The annotation of transposable elements (transposons) is a very dynamic field of genomics and various tools assigned to support this bioinformatics endeavor have been developed and described. Genome ARTIST v1.19 (GA_v1.19) software was conceived for mapping artificial transposons mobilized during insertional mutagenesis projects, but the new functions of GA_v2 qualify it as a tool for the mapping and annotation of natural transposons (NTs) in long reads, contigs and assembled genomes. The tabular export of mapping and annotation data for high-throughput data analysis, the generation of a list of flanking sequences around the coordinates of insertion or around the target site duplications and the computing of a consensus sequence for the flanking sequences are all key assets of GA_v2. Additionally, we developed a set of scripts that enable the user to annotate NTs, to harness annotations offered by FlyBase for genome, to convert sequence files from .fasta to .raw, and to extract junction query sequences essential for NTs mapping. Herein, we present the applicability of GA_v2 for a preliminary annotation of P-element and hobo class II NTs and copia retrotransposon in the genome of strain Horezu_LaPeri (Horezu), Romania, which was sequenced with Nanopore technology in our laboratory. We used contigs assembled with Flye tool and a Q10 quality filter of the reads. Our results suggest that GA_v2 is a reliable autonomous tool able to perform mapping and annotation of NTs in genomes sequenced by long sequencing technology. GA_v2 is open-source software compatible with Linux, Mac OS and Windows and is available at GitHub repository and dedicated website.
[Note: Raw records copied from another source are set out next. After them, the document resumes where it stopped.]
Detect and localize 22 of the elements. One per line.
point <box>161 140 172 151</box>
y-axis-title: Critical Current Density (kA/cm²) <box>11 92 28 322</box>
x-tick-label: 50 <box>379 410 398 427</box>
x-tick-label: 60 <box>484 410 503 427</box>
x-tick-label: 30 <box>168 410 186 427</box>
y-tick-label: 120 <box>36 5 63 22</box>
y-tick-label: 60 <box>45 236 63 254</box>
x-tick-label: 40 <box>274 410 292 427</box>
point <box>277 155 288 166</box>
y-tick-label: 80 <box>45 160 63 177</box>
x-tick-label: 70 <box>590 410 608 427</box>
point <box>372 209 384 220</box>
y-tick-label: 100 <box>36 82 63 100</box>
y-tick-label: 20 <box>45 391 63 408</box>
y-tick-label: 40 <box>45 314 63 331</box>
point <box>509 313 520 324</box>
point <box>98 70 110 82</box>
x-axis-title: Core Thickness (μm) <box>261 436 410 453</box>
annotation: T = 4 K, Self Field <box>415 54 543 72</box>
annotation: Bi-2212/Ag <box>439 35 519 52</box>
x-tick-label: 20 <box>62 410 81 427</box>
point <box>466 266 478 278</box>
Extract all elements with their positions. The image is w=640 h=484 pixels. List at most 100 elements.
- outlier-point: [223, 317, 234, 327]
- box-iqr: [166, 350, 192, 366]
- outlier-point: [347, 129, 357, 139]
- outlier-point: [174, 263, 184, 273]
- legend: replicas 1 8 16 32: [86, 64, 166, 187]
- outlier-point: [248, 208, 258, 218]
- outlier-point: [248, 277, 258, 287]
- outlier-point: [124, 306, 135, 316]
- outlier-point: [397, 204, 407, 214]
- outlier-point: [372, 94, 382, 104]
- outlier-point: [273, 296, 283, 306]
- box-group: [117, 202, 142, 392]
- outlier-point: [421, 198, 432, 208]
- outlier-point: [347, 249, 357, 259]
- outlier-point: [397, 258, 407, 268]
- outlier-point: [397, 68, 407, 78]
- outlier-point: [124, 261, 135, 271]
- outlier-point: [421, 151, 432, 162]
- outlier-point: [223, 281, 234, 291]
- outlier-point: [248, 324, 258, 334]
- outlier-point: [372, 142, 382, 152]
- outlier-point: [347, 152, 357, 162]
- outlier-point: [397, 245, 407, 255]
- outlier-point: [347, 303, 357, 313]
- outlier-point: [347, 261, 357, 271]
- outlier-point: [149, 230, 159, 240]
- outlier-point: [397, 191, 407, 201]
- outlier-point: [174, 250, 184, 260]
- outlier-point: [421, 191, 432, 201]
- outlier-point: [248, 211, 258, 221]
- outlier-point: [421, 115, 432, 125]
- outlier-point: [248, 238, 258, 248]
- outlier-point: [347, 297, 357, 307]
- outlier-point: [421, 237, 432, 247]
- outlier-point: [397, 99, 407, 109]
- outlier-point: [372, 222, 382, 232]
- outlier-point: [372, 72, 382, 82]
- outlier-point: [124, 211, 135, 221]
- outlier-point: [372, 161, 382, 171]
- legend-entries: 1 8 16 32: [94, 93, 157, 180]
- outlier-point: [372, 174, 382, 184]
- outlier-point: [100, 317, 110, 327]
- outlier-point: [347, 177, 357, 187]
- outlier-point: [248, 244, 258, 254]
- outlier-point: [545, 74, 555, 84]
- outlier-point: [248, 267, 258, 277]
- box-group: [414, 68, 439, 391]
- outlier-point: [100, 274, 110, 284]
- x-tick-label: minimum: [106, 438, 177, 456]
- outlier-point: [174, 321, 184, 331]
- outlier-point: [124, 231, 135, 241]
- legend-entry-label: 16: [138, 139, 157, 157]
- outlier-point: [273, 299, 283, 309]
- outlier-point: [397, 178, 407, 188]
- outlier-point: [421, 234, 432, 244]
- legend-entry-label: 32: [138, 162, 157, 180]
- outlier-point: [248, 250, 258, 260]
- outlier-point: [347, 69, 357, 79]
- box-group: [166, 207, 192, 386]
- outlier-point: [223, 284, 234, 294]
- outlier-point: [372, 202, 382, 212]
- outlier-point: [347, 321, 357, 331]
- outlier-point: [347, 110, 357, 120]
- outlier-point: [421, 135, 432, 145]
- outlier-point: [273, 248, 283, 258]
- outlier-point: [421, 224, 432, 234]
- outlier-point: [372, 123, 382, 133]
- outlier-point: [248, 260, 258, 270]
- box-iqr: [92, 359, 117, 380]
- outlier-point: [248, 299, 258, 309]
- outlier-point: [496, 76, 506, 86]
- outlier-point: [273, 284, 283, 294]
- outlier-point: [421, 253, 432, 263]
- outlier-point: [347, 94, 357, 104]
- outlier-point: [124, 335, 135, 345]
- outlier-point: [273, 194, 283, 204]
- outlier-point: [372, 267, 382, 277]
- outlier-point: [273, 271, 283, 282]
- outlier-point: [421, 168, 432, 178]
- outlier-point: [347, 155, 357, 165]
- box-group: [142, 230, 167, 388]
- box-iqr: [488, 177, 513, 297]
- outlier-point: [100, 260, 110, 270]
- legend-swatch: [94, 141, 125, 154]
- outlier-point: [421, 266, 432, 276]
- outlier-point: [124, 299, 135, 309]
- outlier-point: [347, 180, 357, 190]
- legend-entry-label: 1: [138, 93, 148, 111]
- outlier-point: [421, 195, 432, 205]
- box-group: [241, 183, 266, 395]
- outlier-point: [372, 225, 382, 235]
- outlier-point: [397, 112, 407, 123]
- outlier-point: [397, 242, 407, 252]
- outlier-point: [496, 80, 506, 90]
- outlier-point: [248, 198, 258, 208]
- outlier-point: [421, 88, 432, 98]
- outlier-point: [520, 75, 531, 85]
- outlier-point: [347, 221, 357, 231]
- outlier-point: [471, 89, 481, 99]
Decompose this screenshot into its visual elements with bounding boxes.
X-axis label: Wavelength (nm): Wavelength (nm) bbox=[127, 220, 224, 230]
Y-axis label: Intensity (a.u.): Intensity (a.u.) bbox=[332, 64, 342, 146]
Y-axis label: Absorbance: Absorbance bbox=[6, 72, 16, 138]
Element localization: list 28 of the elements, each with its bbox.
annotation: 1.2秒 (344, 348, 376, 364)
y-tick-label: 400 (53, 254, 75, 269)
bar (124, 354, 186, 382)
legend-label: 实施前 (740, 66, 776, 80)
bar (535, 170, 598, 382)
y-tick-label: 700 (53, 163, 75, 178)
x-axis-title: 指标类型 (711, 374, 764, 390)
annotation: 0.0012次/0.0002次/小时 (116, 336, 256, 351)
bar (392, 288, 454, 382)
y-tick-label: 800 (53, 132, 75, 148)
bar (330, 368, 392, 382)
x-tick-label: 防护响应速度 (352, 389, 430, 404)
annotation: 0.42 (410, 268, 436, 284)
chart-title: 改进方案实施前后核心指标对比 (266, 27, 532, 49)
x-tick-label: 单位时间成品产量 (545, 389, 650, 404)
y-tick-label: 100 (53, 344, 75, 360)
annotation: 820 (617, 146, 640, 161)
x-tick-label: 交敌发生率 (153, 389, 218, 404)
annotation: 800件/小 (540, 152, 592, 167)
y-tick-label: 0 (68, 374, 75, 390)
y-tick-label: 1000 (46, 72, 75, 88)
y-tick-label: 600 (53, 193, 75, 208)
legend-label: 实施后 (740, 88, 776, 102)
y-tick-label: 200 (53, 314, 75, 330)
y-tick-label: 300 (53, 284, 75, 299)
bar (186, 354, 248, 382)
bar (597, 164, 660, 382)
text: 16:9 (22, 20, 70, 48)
转座元件(转座子)的注释是基因组学中一个非常活跃的领域,已经开发并描述了各种工具来支持这一生物信息学工作。GenomeARTIST v1.19(GA_v1.19)软件是为了对插入诱变项目中移动的人工转座子进行作图而设计的,但 GA_v2 的新功能使其成为一种用于在长读段、重叠群和组装基因组中对自然转座子(NTs)进行作图和注释的工具。用于高通量数据分析的映射和注释数据的表格导出、围绕插入或靶位点重复的坐标生成侧翼序列列表以及计算侧翼序列的共识序列,这些都是 GA_v2 的关键资产。此外,我们还开发了一组脚本,使用户能够注释 NTs,利用 FlyBase 提供的基因组注释,将.fasta 格式的序列文件转换为.raw 格式,并提取用于 NTs 作图的接头查询序列。在此,我们展示了 GA_v2 在罗马尼亚 Horezu 实验室用 Nanopore 技术测序的 Horezu_LaPeri(Horezu)菌株基因组中对 P 元件和 hobo 类 II NTs 和 copia 反转录转座子进行初步注释的适用性。我们使用 Flye 工具组装的重叠群和读取的 Q10 质量过滤器。我们的结果表明,GA_v2 是一种可靠的自主工具,能够在长测序技术测序的基因组中执行 NTs 的作图和注释。GA_v2 是一个开源软件,与 Linux、Mac OS 和 Windows 兼容,并可在 GitHub 存储库和专用网站上获得。